カイトは少し照れたように笑い、頭をかいた。


「それで、お前が村を守っていたって聞いたんだけど、何があったんだ?」


私は興味深く問いかけた。


「実はさ、あの後、俺はどうすれば本当に『勇者』と呼ばれるに値するかを考えたんだ。結局、力や肩書きなんてのはどうでもよくて、大事なのは守るべきものがあるかどうかってことに気づいたんだ。だから、お前たちが魔王と戦っている間、俺はこの村、いや、この国を守ることに決めたんだ。」


カイトの言葉は真だった。

彼の目には決意が宿っており、そこにはかつての自信過剰な男の面影はなかった。


「そっか…ありがとう。俺がいない間、国を守ってくれて感謝してるよ。」


私も真に感謝の気持ちを伝えた。

カイトの変化は驚きだったが、同時にその成長を嬉しく感じた。


「いや、感謝するのは俺の方だ。
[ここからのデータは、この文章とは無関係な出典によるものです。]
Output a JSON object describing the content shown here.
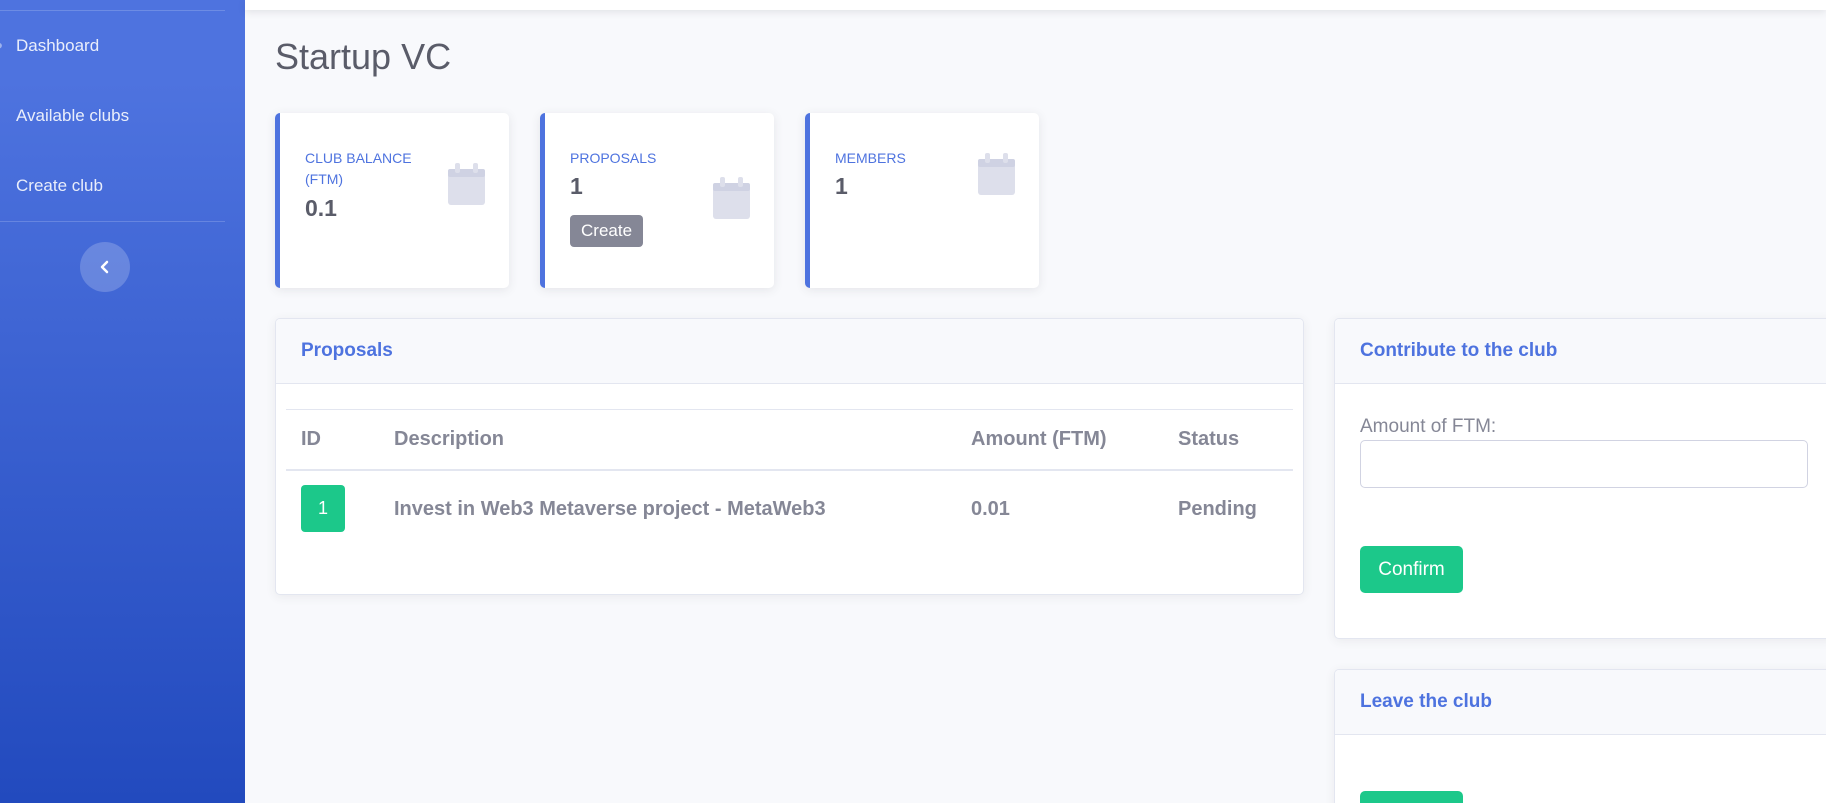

お前がいなかったら、俺はまだ勇者を名乗って、無駄に過ごしていたかもしれない。」


カイトはそう言うと、私に向かって深く頭を下げた。


「これからはどうするんだ?」


私は彼の今後の計画が気になっていた。


「しばらくは国や村を守り続けるつもりだよ。自分がここにいるべきだと思うし、国の人たちも俺を頼りにしてくれてる。それが今の俺のやりがいだ。」


カイトの言葉に、私は少し安堵した。

彼が自分の居場所を見つけたのだと感じたからだ。


「そっか。それじゃ、俺も少しこの村でのんびりしようかな。戦いも終わったことだし、みんなと平和な時間を過ごすのも悪くない。」


私は微笑みながら答えた。カイトも同じように笑い返した。


「そうだな。今度は肩の力を抜いて、普通の村人としてのんびり暮らしてみるのもいいかもしれないな。」


カイトはそう言って、爽やかに笑った。

私たちはしばらくそのまま村の朝の風景を眺めていた。平和な時間が流れ、

これから先もこの村と仲間たちと共に過ごしていく未来が見えてきた。


次の日の朝、平和な村で目を覚ました私は、

いつものように一日が始まると思っていた。

しかし、突然、体の中に違和感が走り、目の前が真っ白になった。


「え……?」


瞬きする間もなく、周囲の風景が消え、目の前には見慣れない光景が広がっていた。光に包まれた空間の中に、静かに佇む人物が見える。

その人物は、以前にも一度会ったことがある存在だった。